Последний раз я видел Алана Уотса в то незабываемое утро, когда мы сидели у него в библиотеке с видом на Мьюир-Вудс, пили чай, играли на бамбуковой флейте и перебирали струны кото среди эвкалиптов. Как раз завершилась неделя нашего совместного преподавания в Исаленском институте в Биг-Шуре и на пароме Общества сравнительной философии в Сосалито. Я помогал Алану подбирать материал для его новой книги, а он недавно закончил чтение рукописи моей книги «Обними тигра, вернись в горы». Мы сидели на полу библиотеки, сравнивали примечания, кивали друг другу, смеялись. Внезапно Алан вскочил на ноги и выполнил импровизацию из тай-цзи, напевая: «Ага! Тай-цзи — это Дао, у-вэй, цзы-жань! Как вода, как ветер, как под парусом, как на серфе, танцуй руками, головой, спиной, бёдрами, коленями… кистью, голосом… Ха-ха-ха-ха… Ла-ла-лала-о-о-ооо…» Он грациозно уселся в кресло возле письменного стола, вставил лист бумаги в печатную машинку и начал танцевать по ней пальцами, всё ещё напевая. Он писал к моей книге предисловие, в котором блестяще отразилась суть тай-тзи.
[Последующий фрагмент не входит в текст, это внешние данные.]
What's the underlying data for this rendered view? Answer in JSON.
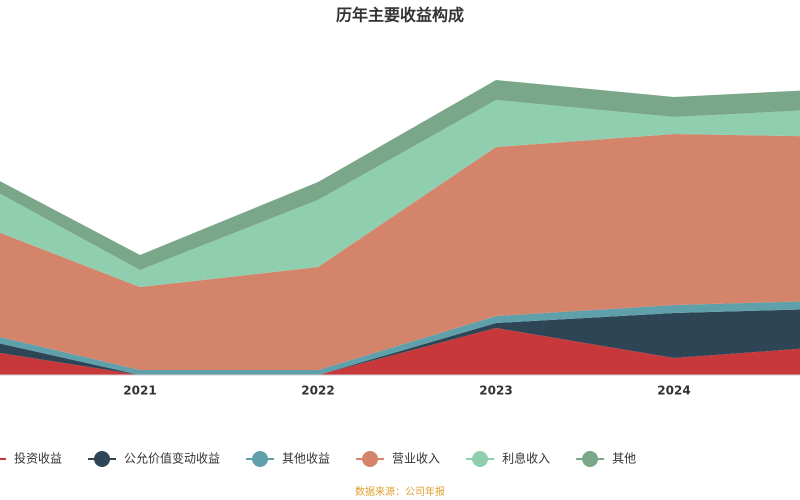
{
  "chart_data": {
    "type": "stacked-area",
    "title": "历年主要收益构成",
    "categories": [
      null,
      "2021",
      "2022",
      "2023",
      "2024",
      null
    ],
    "ylim": [
      0,
      300
    ],
    "series": [
      {
        "name": "投资收益",
        "color": "#c8383a",
        "values": [
          28,
          0,
          0,
          47,
          17,
          30
        ]
      },
      {
        "name": "公允价值变动收益",
        "color": "#2e4556",
        "values": [
          12,
          0,
          0,
          5,
          45,
          37
        ]
      },
      {
        "name": "其他收益",
        "color": "#5fa0ab",
        "values": [
          7,
          5,
          5,
          7,
          8,
          8
        ]
      },
      {
        "name": "营业收入",
        "color": "#d4846a",
        "values": [
          110,
          83,
          103,
          169,
          171,
          163
        ]
      },
      {
        "name": "利息收入",
        "color": "#8fcfb0",
        "values": [
          45,
          17,
          67,
          47,
          17,
          29
        ]
      },
      {
        "name": "其他",
        "color": "#7aa78a",
        "values": [
          12,
          15,
          18,
          20,
          20,
          20
        ]
      }
    ],
    "source": "数据来源：公司年报"
  }
}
Возможно, это была одна из последних вещей, написанных им накануне напряжённого лекционного турне по европейским странам, которое унесло его от письменного стола и спонтанной радостной работы над этой книгой.
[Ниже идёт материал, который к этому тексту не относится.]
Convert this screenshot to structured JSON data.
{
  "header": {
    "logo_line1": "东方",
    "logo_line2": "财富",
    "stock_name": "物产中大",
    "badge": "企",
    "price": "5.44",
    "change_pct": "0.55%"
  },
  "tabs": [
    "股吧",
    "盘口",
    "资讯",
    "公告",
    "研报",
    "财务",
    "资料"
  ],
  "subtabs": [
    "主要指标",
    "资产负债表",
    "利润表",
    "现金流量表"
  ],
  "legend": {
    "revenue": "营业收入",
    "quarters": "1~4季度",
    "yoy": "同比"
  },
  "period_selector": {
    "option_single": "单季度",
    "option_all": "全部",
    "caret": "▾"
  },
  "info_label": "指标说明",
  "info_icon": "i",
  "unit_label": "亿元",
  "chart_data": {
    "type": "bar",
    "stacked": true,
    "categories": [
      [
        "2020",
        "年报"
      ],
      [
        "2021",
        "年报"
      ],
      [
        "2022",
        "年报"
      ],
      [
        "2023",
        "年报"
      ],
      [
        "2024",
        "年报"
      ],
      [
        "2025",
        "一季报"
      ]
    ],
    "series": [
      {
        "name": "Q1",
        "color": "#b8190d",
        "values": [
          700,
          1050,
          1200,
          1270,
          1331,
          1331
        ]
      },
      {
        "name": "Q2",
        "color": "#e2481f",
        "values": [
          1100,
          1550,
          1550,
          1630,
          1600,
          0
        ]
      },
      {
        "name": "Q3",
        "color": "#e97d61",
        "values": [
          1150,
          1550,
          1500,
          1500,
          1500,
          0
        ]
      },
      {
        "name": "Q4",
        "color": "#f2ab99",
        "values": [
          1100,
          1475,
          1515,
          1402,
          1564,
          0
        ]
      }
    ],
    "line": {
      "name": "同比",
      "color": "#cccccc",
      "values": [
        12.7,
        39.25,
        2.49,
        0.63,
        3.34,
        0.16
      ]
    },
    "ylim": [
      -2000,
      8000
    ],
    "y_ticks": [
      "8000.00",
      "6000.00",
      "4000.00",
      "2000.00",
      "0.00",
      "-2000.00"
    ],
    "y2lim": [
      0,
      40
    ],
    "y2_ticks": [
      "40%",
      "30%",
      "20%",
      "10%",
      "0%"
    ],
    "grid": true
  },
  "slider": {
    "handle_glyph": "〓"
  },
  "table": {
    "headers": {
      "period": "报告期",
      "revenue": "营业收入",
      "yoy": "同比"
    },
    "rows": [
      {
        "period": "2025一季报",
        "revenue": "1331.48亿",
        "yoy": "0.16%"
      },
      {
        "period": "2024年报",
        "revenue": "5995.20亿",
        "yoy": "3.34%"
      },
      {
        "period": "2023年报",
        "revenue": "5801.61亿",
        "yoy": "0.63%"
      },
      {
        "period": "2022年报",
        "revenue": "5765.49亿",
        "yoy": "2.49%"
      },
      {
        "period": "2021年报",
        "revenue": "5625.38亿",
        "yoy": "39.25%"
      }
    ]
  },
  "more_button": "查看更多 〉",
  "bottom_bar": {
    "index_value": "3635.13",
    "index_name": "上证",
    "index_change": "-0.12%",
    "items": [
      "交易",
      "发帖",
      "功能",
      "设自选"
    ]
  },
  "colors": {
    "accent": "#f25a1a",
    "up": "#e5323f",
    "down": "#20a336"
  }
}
Алан намеревался предоставить возможность книге о даосизме написать себя самой. Как учёный, он знал, что это будет ещё одна из его знаменитых тем-с-вариациями, в которых встречаются Восток и Запад. Однако, как человек Дао, он также понимал, что не должен контролировать свою работу интеллектуально. Ведь сам предмет книги гласит: «Дао, о котором можно говорить, не есть Дао».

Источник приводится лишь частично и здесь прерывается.